One of Theo Hobson's commenters pointed out that Rowan Williams, who is a representative of this ecclesiastical hierarchy in England, ignores the fact that "his Church is supposed to have been founded by a radical wandering Rabbi who spent more time talking to tax collectors and prostitutes than he did worrying about whether going with his convictions would lose him his pension fund."

At every turn, Jesus stood opposed to those who set themselves up as the gatekeepers, who presumed to control and define terms of religious discourse. How did it happen that a church that claimed to follow his teachings itself became just another example of the very theological authoritarianism that he resisted? As the Who once put it--meet the new boss, same as the old boss.

Rowan Williams bullies Gene Robinson

Gene Robinson, an openly gay bishop in the Episcopal Church, has been ordered by Rowan Williams, the Archbishop of Canterbury, "not to preach or preside at a eucharist while he is in England."

This only serves to confirm what I've already suspected, namely that Rowan Williams is an utterly contemptible jerk.

Ascension Day

Sea Raven, in a powerful sermon for Ascension Day in the blog Liberal Christian Commentary, asks the question, Why is “the church” still standing around looking skyward?

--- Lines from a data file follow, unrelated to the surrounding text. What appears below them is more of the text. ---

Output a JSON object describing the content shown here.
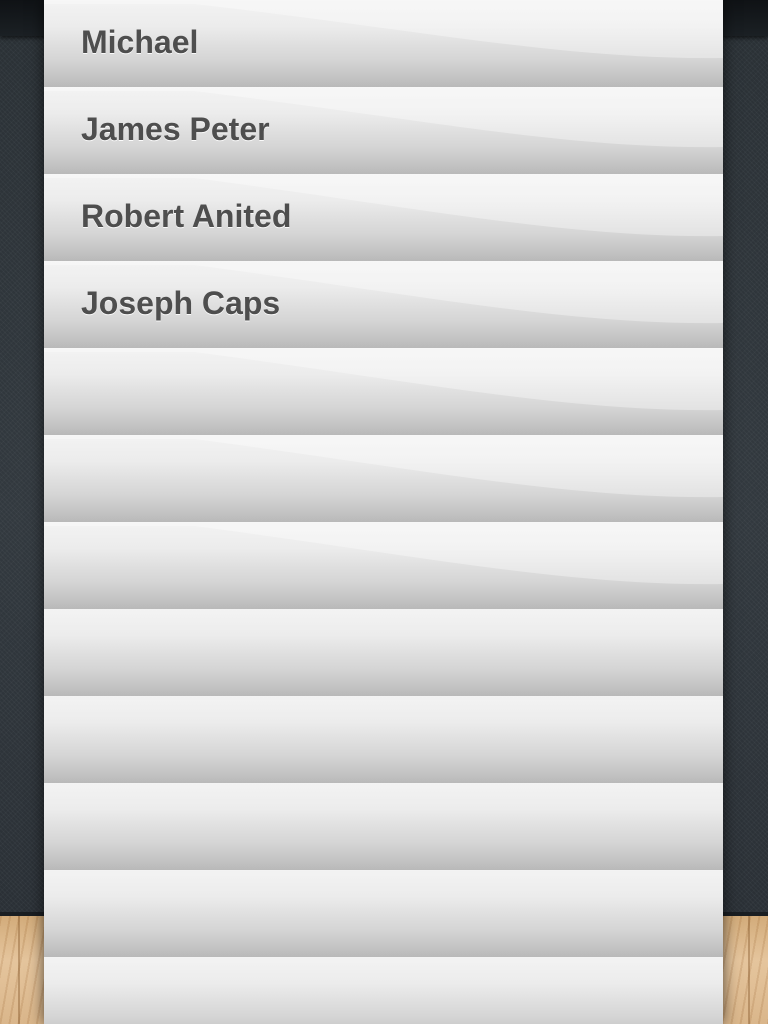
{
  "list": {
    "items": [
      {
        "label": "Michael"
      },
      {
        "label": "James Peter"
      },
      {
        "label": "Robert Anited"
      },
      {
        "label": "Joseph Caps"
      },
      {
        "label": ""
      },
      {
        "label": ""
      },
      {
        "label": ""
      },
      {
        "label": ""
      },
      {
        "label": ""
      },
      {
        "label": ""
      },
      {
        "label": ""
      },
      {
        "label": ""
      }
    ]
  },
  "colors": {
    "row_top": "#f3f3f3",
    "row_bottom": "#b9b9b9",
    "label_text": "#4e4e4e",
    "backdrop": "#2c3338",
    "floor": "#d9b68a"
  }
}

Referring to the four pillars of Imperial theology as outlined by Dominic Crossan--piety, war, peace, victory--she pointedly describes how in practice each of these pillars exhibits a moral bankruptcy that serves only to advance the interests of Empire. For example, "piety" is

“Faith” as “belief” in premodern cosmology; “faith” as “belief” in a resuscitated corpse; “faith” as the certainty that one religion (or political system) is the only true and legitimate one; “faith” as following the drumbeat of political expediency
which in turn leads to war, which in turn leads to a Pyrrhic victory, which in turn leads to a promised, but never fulfilled, peace.

This is the time in the church calendar when much of Christendom will be celebrating a mythical event that never actually took place--the supposed ascension of Jesus upwards, without the benefit of a Jetsons-style jetpack, towards some "heaven" in the dome of the sky as conceived by a pre-modern cosmology that we long ago rejected in favor of a Copernican model. Yet, meanwhile, the prophetic Jewish tradition that this selfsame Jesus came from--that of speaking truth to power--becomes muffled in the process.

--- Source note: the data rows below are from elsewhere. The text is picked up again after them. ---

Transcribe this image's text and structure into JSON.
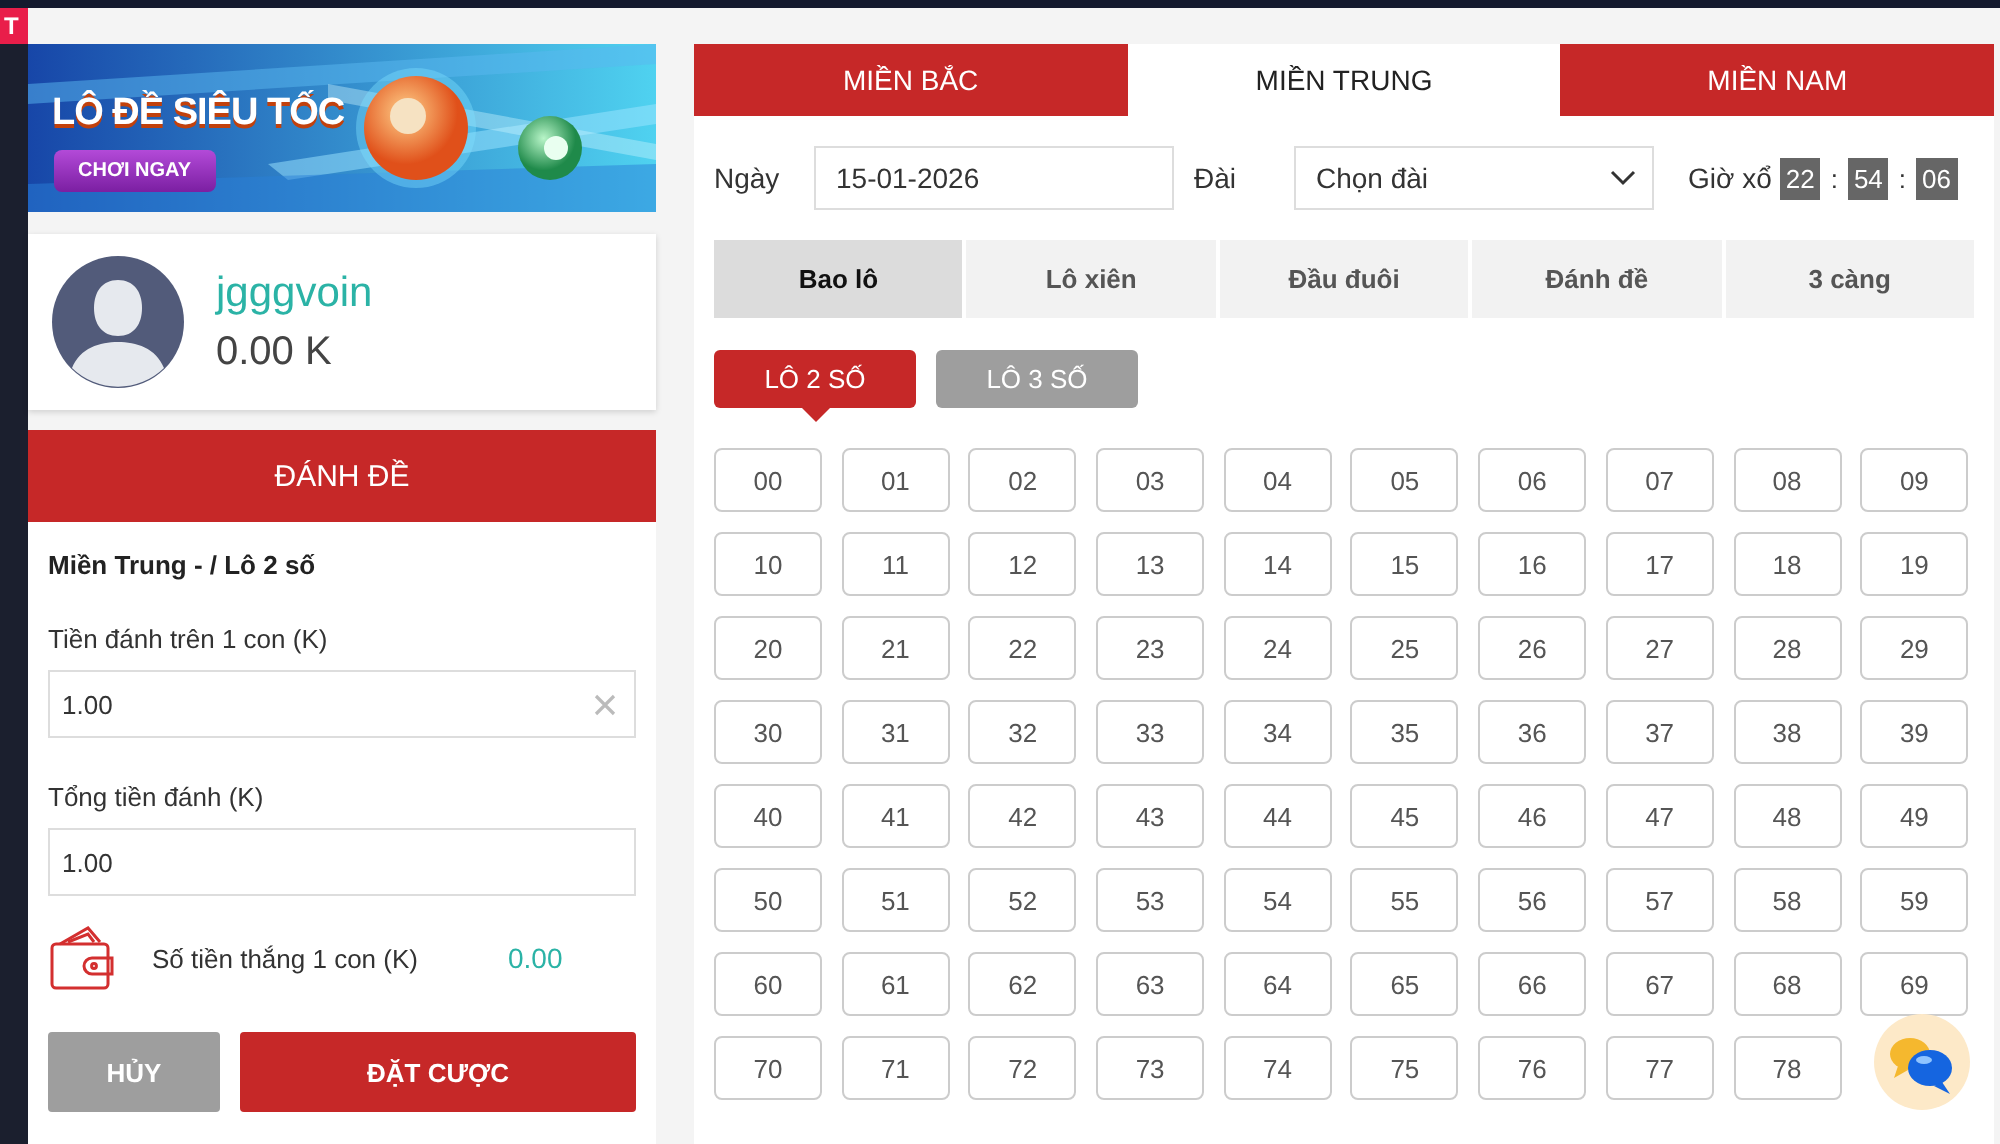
{
  "edge_badge": "T",
  "banner": {
    "title": "LÔ ĐỀ SIÊU TỐC",
    "button": "CHƠI NGAY"
  },
  "profile": {
    "username": "jgggvoin",
    "balance": "0.00 K"
  },
  "bet_panel": {
    "title": "ĐÁNH ĐỀ",
    "subtitle": "Miền Trung - / Lô 2 số",
    "fields": [
      {
        "label": "Tiền đánh trên 1 con (K)",
        "value": "1.00",
        "clearable": true
      },
      {
        "label": "Tổng tiền đánh (K)",
        "value": "1.00",
        "clearable": false
      }
    ],
    "win_label": "Số tiền thắng 1 con (K)",
    "win_value": "0.00",
    "buttons": [
      {
        "kind": "cancel",
        "label": "HỦY"
      },
      {
        "kind": "submit",
        "label": "ĐẶT CƯỢC"
      }
    ]
  },
  "region_tabs": [
    {
      "label": "MIỀN BẮC",
      "selected": false
    },
    {
      "label": "MIỀN TRUNG",
      "selected": true
    },
    {
      "label": "MIỀN NAM",
      "selected": false
    }
  ],
  "filters": {
    "date_label": "Ngày",
    "date_value": "15-01-2026",
    "station_label": "Đài",
    "station_value": "Chọn đài",
    "time_label": "Giờ xổ",
    "time_parts": [
      "22",
      "54",
      "06"
    ],
    "separator": ":"
  },
  "bet_types": [
    {
      "label": "Bao lô",
      "selected": true
    },
    {
      "label": "Lô xiên",
      "selected": false
    },
    {
      "label": "Đầu đuôi",
      "selected": false
    },
    {
      "label": "Đánh đề",
      "selected": false
    },
    {
      "label": "3 càng",
      "selected": false
    }
  ],
  "lo_modes": [
    {
      "label": "LÔ 2 SỐ",
      "selected": true
    },
    {
      "label": "LÔ 3 SỐ",
      "selected": false
    }
  ],
  "numbers": [
    [
      "00",
      "01",
      "02",
      "03",
      "04",
      "05",
      "06",
      "07",
      "08",
      "09"
    ],
    [
      "10",
      "11",
      "12",
      "13",
      "14",
      "15",
      "16",
      "17",
      "18",
      "19"
    ],
    [
      "20",
      "21",
      "22",
      "23",
      "24",
      "25",
      "26",
      "27",
      "28",
      "29"
    ],
    [
      "30",
      "31",
      "32",
      "33",
      "34",
      "35",
      "36",
      "37",
      "38",
      "39"
    ],
    [
      "40",
      "41",
      "42",
      "43",
      "44",
      "45",
      "46",
      "47",
      "48",
      "49"
    ],
    [
      "50",
      "51",
      "52",
      "53",
      "54",
      "55",
      "56",
      "57",
      "58",
      "59"
    ],
    [
      "60",
      "61",
      "62",
      "63",
      "64",
      "65",
      "66",
      "67",
      "68",
      "69"
    ],
    [
      "70",
      "71",
      "72",
      "73",
      "74",
      "75",
      "76",
      "77",
      "78"
    ]
  ]
}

She poses the question of what really is the meaning of deliverance?
salvation from hell? or liberation from injustice? And what are the radical acts that will ultimately redeem us – meaning buy us back – from the powers and principalities of Empire and restore us to God’s realm of distributive justice-compassion? To choose liberation is to turn away from reactionary retribution. To choose liberation is to radically abandon self-interest and love enemies. Loving enemies means interacting, negotiating, listening, accommodating to the extent possible without losing integrity. To choose liberation is to speak truth to power no matter where it is. To choose liberation is to acknowledge our complicity with injustice, which is nearly impossible to avoid.

The struggle is to learn to let go of the fear that keeps us trapped in the particular human hells of war, famine, disease and death; to trust in the kingdom that is available whenever we enter the silence outside of the theology of Empire: Piety, War, Victory, which brings only an uneasy, ephemeral peace.
Why indeed is the church looking skyward? The real problems that a prophetic religious tradition should be facing are not found in the clouds, but right here on earth.